Yesterday, I took a walk along the beach. It was Easter, there weren't many people and, sitting in a shady spot, I got to talking for a while with an old man in his eighties. I don't have family here, and he doesn't have any family at all. We sat there talking for a while about the weather, the view, and the lack of crowds.

It turned out we were both vets from different eras. Looking at the beach, he said, "God, it's so beautiful and peaceful." I agreed and then, for some reason, I confessed something to him. I told him I couldn't remember the names of some men I'd known. This old man just gazed toward the sand and said, "It's better that way."

And then he began talking. He spoke of people that he'd all but forgotten who were there with him. The "there" turned out to be Omaha Beach on D-Day. He said he'd seen Steven Spielberg's movie. He hadn't believed anyone could ever grasp the confusion, the fear, the insanity, the unreality, the blood and body parts, the numbness, the horror, the feeling he'd died and gone to Hell.
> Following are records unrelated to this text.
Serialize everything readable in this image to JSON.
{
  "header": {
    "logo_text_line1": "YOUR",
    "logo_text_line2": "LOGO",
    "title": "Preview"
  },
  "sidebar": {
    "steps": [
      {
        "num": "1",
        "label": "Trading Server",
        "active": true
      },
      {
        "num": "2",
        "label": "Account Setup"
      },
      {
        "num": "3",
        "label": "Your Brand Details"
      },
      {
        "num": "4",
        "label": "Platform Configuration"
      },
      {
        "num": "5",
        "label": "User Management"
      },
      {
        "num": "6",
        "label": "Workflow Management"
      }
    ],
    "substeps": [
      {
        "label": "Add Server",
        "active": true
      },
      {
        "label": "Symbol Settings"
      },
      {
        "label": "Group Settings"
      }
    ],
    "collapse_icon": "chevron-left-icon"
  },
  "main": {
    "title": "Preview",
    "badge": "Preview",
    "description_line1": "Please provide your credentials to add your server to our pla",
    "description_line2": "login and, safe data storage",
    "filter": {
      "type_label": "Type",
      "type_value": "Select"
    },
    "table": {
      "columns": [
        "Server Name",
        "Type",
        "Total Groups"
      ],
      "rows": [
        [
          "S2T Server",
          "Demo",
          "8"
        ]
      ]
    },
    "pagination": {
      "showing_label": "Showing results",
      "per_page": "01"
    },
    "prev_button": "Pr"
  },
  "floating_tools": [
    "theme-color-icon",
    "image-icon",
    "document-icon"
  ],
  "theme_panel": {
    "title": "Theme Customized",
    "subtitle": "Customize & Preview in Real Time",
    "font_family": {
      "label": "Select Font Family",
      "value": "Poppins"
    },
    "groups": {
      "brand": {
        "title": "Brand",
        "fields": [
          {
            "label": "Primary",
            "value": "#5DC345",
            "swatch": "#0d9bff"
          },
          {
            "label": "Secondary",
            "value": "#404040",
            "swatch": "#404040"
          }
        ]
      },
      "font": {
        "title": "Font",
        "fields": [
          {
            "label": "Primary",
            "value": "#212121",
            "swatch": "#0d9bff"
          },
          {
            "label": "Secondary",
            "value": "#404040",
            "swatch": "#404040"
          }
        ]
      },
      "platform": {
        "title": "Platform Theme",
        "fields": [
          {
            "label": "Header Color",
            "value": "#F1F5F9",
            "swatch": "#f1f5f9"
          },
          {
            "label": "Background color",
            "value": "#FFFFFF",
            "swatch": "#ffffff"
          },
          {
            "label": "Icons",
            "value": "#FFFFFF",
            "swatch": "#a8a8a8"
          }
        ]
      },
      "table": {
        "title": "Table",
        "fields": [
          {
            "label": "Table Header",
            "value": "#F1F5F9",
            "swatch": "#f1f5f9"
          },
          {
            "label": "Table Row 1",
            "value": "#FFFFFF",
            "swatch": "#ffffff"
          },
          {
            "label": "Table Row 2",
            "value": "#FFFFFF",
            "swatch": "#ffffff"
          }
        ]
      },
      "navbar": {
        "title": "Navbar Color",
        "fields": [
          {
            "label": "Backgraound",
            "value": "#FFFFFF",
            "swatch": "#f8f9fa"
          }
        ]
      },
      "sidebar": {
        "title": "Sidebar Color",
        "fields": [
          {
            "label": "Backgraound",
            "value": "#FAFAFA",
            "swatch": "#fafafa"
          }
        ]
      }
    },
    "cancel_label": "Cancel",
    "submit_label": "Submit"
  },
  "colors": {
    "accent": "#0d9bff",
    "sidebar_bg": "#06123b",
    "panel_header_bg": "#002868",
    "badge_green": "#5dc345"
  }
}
And then he said, "All those poor kids who want to go join up today. You can't tell them different." His words reminded me that when I was a kid, I wanted to be Audie Murphy.

We walked across the road, had a cold beer and parted. It was only then that I realized that he hadn't told me his name and I hadn't told him mine. But he had shared with me the most devastating, unimaginable moment of his entire life. I don't know why he told me about it. Maybe it's a bit over dramatic to think that the only family he really had is lying under grave markers at Omaha Beach.

I hope to see him again and talk some more. Not about war, but the absence of it. And although I'm an agnostic, I find it ironic to have heard about so much death on a day that symbolizes life.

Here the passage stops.